La Commissione Europea avvia una procedura d’infrazione nei confronti del Regno Unito

L’Unione Europea ha attivato il proprio ufficio legale per mettere in mora il Regno Unito, colpevole di aver violato per due volte consecutive l’accordo stipulato nel 2019 nel contesto della procedura Brexit, riguardo la regolamentazione del confine tra Irlanda ed Irlanda del Nord. Il Protocollo dell’Irlanda del Nord è stato infatti stipulato tra l’Unione e il Primo Ministro Johnson, con l’intento di prevenire la costituzione di un confine fisico effettivo tra Irlanda, appartenente al Mercato Unico Europeo e Irlanda del Nord, che invece, in quanto parte del Regno Unito, sarebbe stata soggetta alla Brexit.

Tale accordo rispecchiava le esigenze economiche e pratiche della penisola dell’Ulster, la quale al referendum del 2016 votò “remain” una maggioranza del 56%. L’Irlanda del Nord rappresenta un’area storicamente complessa, per la cui descrizione risulta centrale il Good Friday Agreement, tramite il quale furono poste le basi per la qualificazione giuridica del territorio e per delineare i rapporti con i paesi circostanti, al termine del conflitto tra Irlanda del Nord e Irlanda, protrattosi dai primi anni del 1960 fino appunto al 1998, anno di stipulazione dell’accordo suddetto.

Fondamentale, a detta degli stessi governatori dei paesi interessati, per il mantenimento del contesto di pace e cooperazione è l’assenza di un confine fisico effettivo tra le due Irlande, obiettivo che il Primo Ministro britannico Johnson non sembra affatto intenzionato a realizzare. Proprio in risposta a questo atteggiamento si colloca la comunicazione della Commissione Europea, nella quale viene espressa chiaramente l’intenzione di far ricorso ad un meccanismo giudiziario nel caso in cui perdurasse la violazione dell’accordo da parte del Regno Unito.

In poche parole, bisogna che venga emanato un provvedimento che chiarisca la situazione doganale tra i due paesi al più presto, pena ulteriori provvedimenti comunitari. Da oggi, il Regno Unito avrà un mese di tempo per recepire la comunicazione e formulare le proprie osservazioni e proposte.

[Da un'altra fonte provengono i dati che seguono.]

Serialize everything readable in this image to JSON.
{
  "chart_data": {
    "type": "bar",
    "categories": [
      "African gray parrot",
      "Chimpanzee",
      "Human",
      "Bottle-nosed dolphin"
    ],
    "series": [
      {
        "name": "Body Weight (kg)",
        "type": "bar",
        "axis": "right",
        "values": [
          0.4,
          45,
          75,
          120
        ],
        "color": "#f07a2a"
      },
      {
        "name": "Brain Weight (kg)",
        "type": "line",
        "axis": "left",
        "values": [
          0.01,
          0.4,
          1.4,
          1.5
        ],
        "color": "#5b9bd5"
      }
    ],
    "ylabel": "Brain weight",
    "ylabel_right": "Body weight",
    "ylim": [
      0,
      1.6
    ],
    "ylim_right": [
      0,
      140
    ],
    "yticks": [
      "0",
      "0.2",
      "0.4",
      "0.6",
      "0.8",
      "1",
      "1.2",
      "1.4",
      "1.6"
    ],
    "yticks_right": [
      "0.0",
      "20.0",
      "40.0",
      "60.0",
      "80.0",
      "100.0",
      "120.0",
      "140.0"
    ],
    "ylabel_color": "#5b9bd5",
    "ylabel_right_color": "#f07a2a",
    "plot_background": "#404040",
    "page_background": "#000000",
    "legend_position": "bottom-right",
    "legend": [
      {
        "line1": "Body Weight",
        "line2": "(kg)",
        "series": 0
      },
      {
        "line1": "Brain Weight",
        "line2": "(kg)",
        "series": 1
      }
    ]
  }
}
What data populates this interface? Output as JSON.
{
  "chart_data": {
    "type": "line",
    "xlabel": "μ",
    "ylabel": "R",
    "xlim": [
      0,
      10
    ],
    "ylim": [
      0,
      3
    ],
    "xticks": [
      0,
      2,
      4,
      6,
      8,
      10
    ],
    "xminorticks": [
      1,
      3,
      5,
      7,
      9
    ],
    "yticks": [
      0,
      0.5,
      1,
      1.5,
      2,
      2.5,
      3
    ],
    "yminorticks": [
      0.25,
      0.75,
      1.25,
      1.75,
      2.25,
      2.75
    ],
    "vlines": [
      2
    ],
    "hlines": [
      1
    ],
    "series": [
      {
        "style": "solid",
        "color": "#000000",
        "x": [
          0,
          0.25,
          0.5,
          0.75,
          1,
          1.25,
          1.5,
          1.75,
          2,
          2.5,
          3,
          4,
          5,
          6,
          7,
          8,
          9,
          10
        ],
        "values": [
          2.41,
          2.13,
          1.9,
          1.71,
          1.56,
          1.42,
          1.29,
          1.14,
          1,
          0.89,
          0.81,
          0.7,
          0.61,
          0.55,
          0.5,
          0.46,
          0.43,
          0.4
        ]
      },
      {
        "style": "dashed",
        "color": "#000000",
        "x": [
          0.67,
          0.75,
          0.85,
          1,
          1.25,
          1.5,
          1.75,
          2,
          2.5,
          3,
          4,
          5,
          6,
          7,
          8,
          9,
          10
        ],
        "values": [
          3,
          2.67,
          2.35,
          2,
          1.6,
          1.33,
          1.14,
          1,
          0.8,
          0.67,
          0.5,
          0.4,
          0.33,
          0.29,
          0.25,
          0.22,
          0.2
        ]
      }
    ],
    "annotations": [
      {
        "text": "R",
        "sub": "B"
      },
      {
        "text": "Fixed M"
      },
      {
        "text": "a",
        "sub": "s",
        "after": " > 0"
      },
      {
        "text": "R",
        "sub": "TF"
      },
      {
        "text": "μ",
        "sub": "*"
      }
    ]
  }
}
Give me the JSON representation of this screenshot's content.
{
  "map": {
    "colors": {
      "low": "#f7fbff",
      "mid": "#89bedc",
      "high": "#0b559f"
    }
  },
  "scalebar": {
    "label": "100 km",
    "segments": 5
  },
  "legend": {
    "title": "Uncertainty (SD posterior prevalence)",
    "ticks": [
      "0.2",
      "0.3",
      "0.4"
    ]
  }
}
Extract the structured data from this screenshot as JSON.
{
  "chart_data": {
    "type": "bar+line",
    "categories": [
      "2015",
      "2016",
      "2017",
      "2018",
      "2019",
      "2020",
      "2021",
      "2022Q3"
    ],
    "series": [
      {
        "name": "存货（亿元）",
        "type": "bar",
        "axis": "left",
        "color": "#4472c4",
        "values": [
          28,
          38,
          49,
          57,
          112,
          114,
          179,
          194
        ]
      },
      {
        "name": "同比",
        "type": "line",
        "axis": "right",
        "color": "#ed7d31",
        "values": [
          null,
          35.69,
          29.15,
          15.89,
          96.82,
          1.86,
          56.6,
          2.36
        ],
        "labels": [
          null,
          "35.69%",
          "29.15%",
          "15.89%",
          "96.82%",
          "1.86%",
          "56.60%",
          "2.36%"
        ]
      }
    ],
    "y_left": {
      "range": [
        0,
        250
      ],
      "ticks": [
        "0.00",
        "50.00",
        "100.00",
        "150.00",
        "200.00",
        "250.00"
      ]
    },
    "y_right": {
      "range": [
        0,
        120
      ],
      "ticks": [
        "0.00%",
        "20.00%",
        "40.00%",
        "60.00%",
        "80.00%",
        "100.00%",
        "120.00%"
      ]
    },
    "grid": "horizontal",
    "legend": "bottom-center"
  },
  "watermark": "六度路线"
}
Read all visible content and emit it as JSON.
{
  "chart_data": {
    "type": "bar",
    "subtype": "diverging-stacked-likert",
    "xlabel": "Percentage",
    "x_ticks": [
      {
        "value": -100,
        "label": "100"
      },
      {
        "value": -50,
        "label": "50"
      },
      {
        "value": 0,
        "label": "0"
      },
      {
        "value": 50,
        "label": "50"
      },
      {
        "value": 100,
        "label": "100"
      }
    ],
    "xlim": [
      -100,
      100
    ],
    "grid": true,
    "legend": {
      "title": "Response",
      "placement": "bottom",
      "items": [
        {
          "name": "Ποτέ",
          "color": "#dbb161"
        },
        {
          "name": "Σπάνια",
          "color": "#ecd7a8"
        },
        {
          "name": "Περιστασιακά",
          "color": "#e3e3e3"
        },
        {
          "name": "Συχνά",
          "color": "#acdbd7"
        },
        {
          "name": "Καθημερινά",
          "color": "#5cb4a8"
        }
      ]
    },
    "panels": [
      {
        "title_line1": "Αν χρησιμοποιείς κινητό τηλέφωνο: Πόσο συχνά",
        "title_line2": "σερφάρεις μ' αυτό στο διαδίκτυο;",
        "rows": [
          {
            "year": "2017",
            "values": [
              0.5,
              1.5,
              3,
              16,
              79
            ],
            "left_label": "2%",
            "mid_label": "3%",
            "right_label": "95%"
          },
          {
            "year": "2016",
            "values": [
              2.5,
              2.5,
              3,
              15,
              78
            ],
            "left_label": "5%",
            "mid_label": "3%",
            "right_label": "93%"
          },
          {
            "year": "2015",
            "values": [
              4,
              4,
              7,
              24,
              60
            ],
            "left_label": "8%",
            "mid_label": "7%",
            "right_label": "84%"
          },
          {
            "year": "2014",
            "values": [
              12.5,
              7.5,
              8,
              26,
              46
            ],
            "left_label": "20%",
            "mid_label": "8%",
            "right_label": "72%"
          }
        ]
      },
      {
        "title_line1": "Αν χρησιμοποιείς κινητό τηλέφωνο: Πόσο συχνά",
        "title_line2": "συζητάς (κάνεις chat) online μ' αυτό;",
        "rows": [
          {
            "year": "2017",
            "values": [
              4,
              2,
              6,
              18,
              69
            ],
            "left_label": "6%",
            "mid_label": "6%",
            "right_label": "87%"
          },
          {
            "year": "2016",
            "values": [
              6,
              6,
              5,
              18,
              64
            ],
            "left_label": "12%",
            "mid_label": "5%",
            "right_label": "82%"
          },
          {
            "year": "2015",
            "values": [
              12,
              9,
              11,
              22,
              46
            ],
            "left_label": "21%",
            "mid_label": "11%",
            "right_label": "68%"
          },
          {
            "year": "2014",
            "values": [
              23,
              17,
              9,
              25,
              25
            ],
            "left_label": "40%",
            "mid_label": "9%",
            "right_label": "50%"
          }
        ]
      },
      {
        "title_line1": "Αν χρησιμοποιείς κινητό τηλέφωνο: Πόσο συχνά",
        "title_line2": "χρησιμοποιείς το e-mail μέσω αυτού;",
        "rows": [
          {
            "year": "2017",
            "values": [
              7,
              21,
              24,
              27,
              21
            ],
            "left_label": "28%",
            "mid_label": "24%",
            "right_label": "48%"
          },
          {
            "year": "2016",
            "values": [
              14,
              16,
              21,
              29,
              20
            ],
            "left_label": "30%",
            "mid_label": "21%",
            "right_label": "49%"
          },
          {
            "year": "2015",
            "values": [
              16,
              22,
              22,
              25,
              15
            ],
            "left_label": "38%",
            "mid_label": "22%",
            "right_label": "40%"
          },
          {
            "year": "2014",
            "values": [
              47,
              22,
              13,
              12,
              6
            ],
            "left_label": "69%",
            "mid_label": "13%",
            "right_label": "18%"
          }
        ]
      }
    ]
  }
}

L’argomento è di interesse più che altro in considerazione del contesto in cui si inserisce: quello dei paesi soggetti agli effetti della Brexit, ma diversi dall’Inghilterra. Ormai da mesi vi sono spinte provenienti soprattutto dalla Scozia per un tentativo di secessione dal Regno Unito, che appare molto complesso, o per raggiungere un accordo che permetta a Scozia ed Irlanda del Nord di rimanere all’interno del Mercato Unico Europeo, cosa che era in parte accaduta proprio con l’accordo di cui sopra con l’Irlanda del Nord, il cui rispetto nella pratica è tuttavia carente.

Ad ogni modo, questa volontà centrifuga è destinata a farsi sentire anche nei mesi a venire, data anche la presenza della voce di peso non indifferente del presidente americano Joe Biden, il quale si è espresso contro la linea governativa inglese sia con riferimento alle richieste di indipendenza di Scozia e Irlanda del Nord, sia con riferimento specifico alla questione del confine tra Irlanda del Nord e Irlanda. Un ospite indesiderato per Johnson ben diverso dal suo predecessore Trump e, se da un lato non esistono mosse che possano obbligare Johnson ad alleggerire la propria linea governativa, sicuramente dall’altro Stati Uniti e Unione Europea possono giocare un ruolo in termini di pressione politica.

A quel punto, per sedare gli animi, forse, non basterebbe più nemmeno il ponte Borisconi.